Da einige Richter den nicht unerheblichen Begründungsaufwand und das Risiko einer Rechtsbeschwerde zum Oberlandesgericht scheuen, kann dies durch Einholung eines anthropologischen Gutachtens  umgangen werden. Dies ist aber auch mit erheblichen rechtlichen Problemen verbunden. In der Rechtsprechung und forensischer Forschung  ist nämlich umstritten, welche und viele Vergleichsmerkmale zu berücksichtigen sind.

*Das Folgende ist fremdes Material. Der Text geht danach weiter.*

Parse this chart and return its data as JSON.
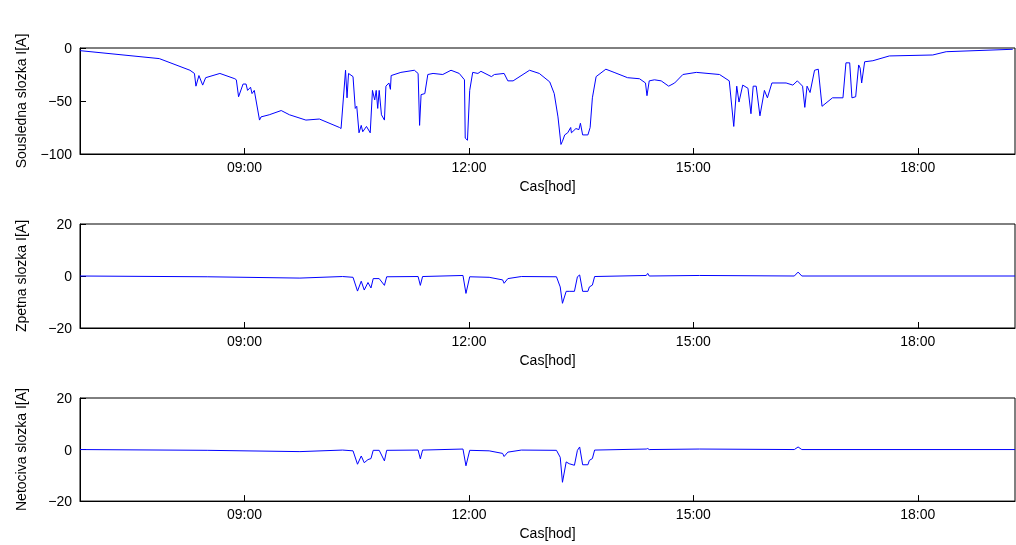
{
  "chart_data": [
    {
      "type": "line",
      "xlabel": "Cas[hod]",
      "ylabel": "Sousledna slozka I[A]",
      "color": "#0000ff",
      "x": [
        6.8,
        7.86,
        8.27,
        8.33,
        8.35,
        8.39,
        8.44,
        8.48,
        8.67,
        8.87,
        8.89,
        8.92,
        8.98,
        9.02,
        9.04,
        9.08,
        9.1,
        9.13,
        9.2,
        9.22,
        9.33,
        9.49,
        9.6,
        9.82,
        10.0,
        10.27,
        10.29,
        10.35,
        10.37,
        10.39,
        10.45,
        10.48,
        10.5,
        10.53,
        10.56,
        10.58,
        10.63,
        10.68,
        10.71,
        10.74,
        10.76,
        10.78,
        10.8,
        10.83,
        10.87,
        10.89,
        10.93,
        10.95,
        10.96,
        11.09,
        11.27,
        11.32,
        11.34,
        11.36,
        11.41,
        11.45,
        11.52,
        11.65,
        11.76,
        11.87,
        11.94,
        11.95,
        11.98,
        12.01,
        12.05,
        12.12,
        12.16,
        12.3,
        12.34,
        12.47,
        12.52,
        12.59,
        12.81,
        12.94,
        13.08,
        13.14,
        13.19,
        13.23,
        13.25,
        13.28,
        13.32,
        13.36,
        13.37,
        13.43,
        13.47,
        13.49,
        13.52,
        13.59,
        13.62,
        13.65,
        13.7,
        13.83,
        13.94,
        14.12,
        14.28,
        14.36,
        14.38,
        14.41,
        14.48,
        14.57,
        14.67,
        14.75,
        14.86,
        15.04,
        15.35,
        15.48,
        15.54,
        15.58,
        15.61,
        15.66,
        15.73,
        15.77,
        15.8,
        15.84,
        15.89,
        15.95,
        15.99,
        16.05,
        16.24,
        16.33,
        16.39,
        16.46,
        16.49,
        16.52,
        16.56,
        16.62,
        16.67,
        16.72,
        16.86,
        17.0,
        17.04,
        17.09,
        17.12,
        17.17,
        17.21,
        17.23,
        17.25,
        17.29,
        17.4,
        17.62,
        18.2,
        18.38,
        19.27
      ],
      "values": [
        -2.5,
        -10,
        -21,
        -24,
        -36,
        -26,
        -35,
        -28,
        -24,
        -29,
        -30,
        -46,
        -34,
        -34,
        -40,
        -37,
        -43,
        -40,
        -68,
        -65,
        -63,
        -59,
        -63,
        -68,
        -67,
        -75,
        -76,
        -21,
        -47,
        -24,
        -27,
        -57,
        -55,
        -80,
        -73,
        -79,
        -74,
        -80,
        -40,
        -49,
        -40,
        -57,
        -40,
        -63,
        -68,
        -36,
        -33,
        -39,
        -26,
        -23,
        -21,
        -24,
        -73,
        -44,
        -43,
        -25,
        -24,
        -25,
        -21,
        -24,
        -30,
        -85,
        -87,
        -40,
        -23,
        -24,
        -22,
        -27,
        -25,
        -24,
        -31,
        -31,
        -21,
        -24,
        -32,
        -43,
        -65,
        -91,
        -88,
        -82,
        -80,
        -75,
        -80,
        -76,
        -77,
        -71,
        -82,
        -82,
        -75,
        -47,
        -27,
        -20,
        -23,
        -28,
        -29,
        -33,
        -45,
        -31,
        -30,
        -31,
        -36,
        -33,
        -25,
        -23,
        -25,
        -31,
        -74,
        -36,
        -51,
        -35,
        -38,
        -62,
        -36,
        -36,
        -64,
        -40,
        -47,
        -33,
        -33,
        -35,
        -31,
        -36,
        -56,
        -36,
        -42,
        -21,
        -20,
        -55,
        -47,
        -47,
        -14,
        -14,
        -47,
        -46,
        -16,
        -19,
        -33,
        -13,
        -12,
        -7.5,
        -6.6,
        -3.5,
        -1.2
      ],
      "xlim": [
        6.8,
        19.3
      ],
      "xticks": [
        {
          "value": 9,
          "label": "09:00"
        },
        {
          "value": 12,
          "label": "12:00"
        },
        {
          "value": 15,
          "label": "15:00"
        },
        {
          "value": 18,
          "label": "18:00"
        }
      ],
      "ylim": [
        -100,
        0
      ],
      "yticks": [
        -100,
        -50,
        0
      ]
    },
    {
      "type": "line",
      "xlabel": "Cas[hod]",
      "ylabel": "Zpetna slozka I[A]",
      "color": "#0000ff",
      "x": [
        6.8,
        8.5,
        9.74,
        10.31,
        10.45,
        10.51,
        10.56,
        10.6,
        10.65,
        10.69,
        10.72,
        10.8,
        10.87,
        10.9,
        11.32,
        11.35,
        11.38,
        11.92,
        11.96,
        12.01,
        12.27,
        12.45,
        12.47,
        12.52,
        12.7,
        13.17,
        13.22,
        13.25,
        13.3,
        13.34,
        13.41,
        13.45,
        13.48,
        13.52,
        13.59,
        13.61,
        13.65,
        13.68,
        14.37,
        14.39,
        14.41,
        15.08,
        16.35,
        16.4,
        16.45,
        19.3
      ],
      "values": [
        0,
        -0.3,
        -0.8,
        -0.2,
        -0.5,
        -5.8,
        -2,
        -5.4,
        -2.5,
        -4.6,
        -1,
        -1,
        -3.6,
        -0.3,
        -0.2,
        -3.6,
        -0.2,
        0.2,
        -6.7,
        -0.3,
        -0.5,
        -1.5,
        -2.8,
        -1,
        -0.2,
        -0.3,
        -4.2,
        -10.5,
        -5.9,
        -5.9,
        -5.9,
        -0.3,
        0.4,
        -5.9,
        -5.9,
        -4.2,
        -3.5,
        -0.2,
        0.2,
        1,
        0,
        0.2,
        0,
        1.5,
        0,
        0
      ],
      "xlim": [
        6.8,
        19.3
      ],
      "xticks": [
        {
          "value": 9,
          "label": "09:00"
        },
        {
          "value": 12,
          "label": "12:00"
        },
        {
          "value": 15,
          "label": "15:00"
        },
        {
          "value": 18,
          "label": "18:00"
        }
      ],
      "ylim": [
        -20,
        20
      ],
      "yticks": [
        -20,
        0,
        20
      ]
    },
    {
      "type": "line",
      "xlabel": "Cas[hod]",
      "ylabel": "Netociva slozka I[A]",
      "color": "#0000ff",
      "x": [
        6.8,
        8.5,
        9.74,
        10.31,
        10.45,
        10.51,
        10.56,
        10.6,
        10.65,
        10.69,
        10.72,
        10.8,
        10.87,
        10.9,
        11.32,
        11.35,
        11.38,
        11.92,
        11.96,
        12.01,
        12.27,
        12.45,
        12.47,
        12.52,
        12.7,
        13.17,
        13.22,
        13.25,
        13.3,
        13.34,
        13.41,
        13.45,
        13.48,
        13.52,
        13.59,
        13.61,
        13.65,
        13.68,
        14.37,
        14.39,
        14.41,
        15.08,
        16.35,
        16.4,
        16.45,
        19.3
      ],
      "values": [
        0,
        -0.3,
        -0.8,
        -0.2,
        -0.5,
        -5.7,
        -2.5,
        -5.1,
        -3.9,
        -3.5,
        -0.3,
        -0.3,
        -4.4,
        -0.3,
        -0.2,
        -3.6,
        -0.2,
        0.2,
        -6.3,
        -0.3,
        -0.5,
        -1.5,
        -2.7,
        -1,
        -0.2,
        -0.3,
        -3,
        -12.7,
        -4.8,
        -5.5,
        -6.1,
        -0.3,
        1,
        -5.9,
        -5.9,
        -4.2,
        -3.5,
        -0.2,
        0.2,
        0.4,
        0,
        0.2,
        0,
        1,
        0,
        0
      ],
      "xlim": [
        6.8,
        19.3
      ],
      "xticks": [
        {
          "value": 9,
          "label": "09:00"
        },
        {
          "value": 12,
          "label": "12:00"
        },
        {
          "value": 15,
          "label": "15:00"
        },
        {
          "value": 18,
          "label": "18:00"
        }
      ],
      "ylim": [
        -20,
        20
      ],
      "yticks": [
        -20,
        0,
        20
      ]
    }
  ]
}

Fazit:  Wenn das  Foto  qualitative Mängel aufweist,  besteht im  jeweiligen Einzelfall die Möglichkeit eines Freispruchs oder Verfahrenseinstellung.

Bitte beachten: Insbesondere bei Verstößen, die  mit einem Fahrverbot oder mehreren Punkten geahndet werden, besteht die Versuchung, eine  andere (unbelastete und hierzu auch bereite Person) als Fahrer anzugeben. Selbst wenn diese Person gegenüber der Bußgeldstelle auch angibt, gefahren zu sein,  kann dies gefährlich werden. Vor geraumer Zeit haben die Bußgeldstellen die Fahreridentität selbst dann nicht geprüft, wenn auf dem Foto eine männliche Person abgebildet war, sich aber eine Frau als Fahrerin  ausgegeben hat. Dies hat sich grundlegend geändert. Von den Bußgeldstellen werden in der Regel  die bei den Meldeämtern hinterlegten Passfotos angefordert um einen Abgleich vorzunehmen. Sollten hierbei Zweifel  auftreten, werden auch Fahrerermittlungen vor Ort durch Polizeibeamte vorgenommen.  Dabei muss es aber nicht bleiben. Einige Bußgeldbehörden u.a. das Polizeipräsidium in Kassel leiten Strafverfahren ein, wenn der Verdacht besteht, dass eine andere Person als Fahrer vorgeschoben wurde. Diese Verhaltensweise kann nämlich den Straftatbestand  des § 164 StGB   (Falsche Verdächtigung) erfüllen. Das bei einer Verurteilung zu erwartende Strafmaß dürfte deutliche schwerer wiegen  als ein Bußgeld mit Fahrverbot.

Dieser Beitrag wurde von Rechtsanwalt Ronald Hofmeister, Arnstadt, am 13.07.2013 eingestellt.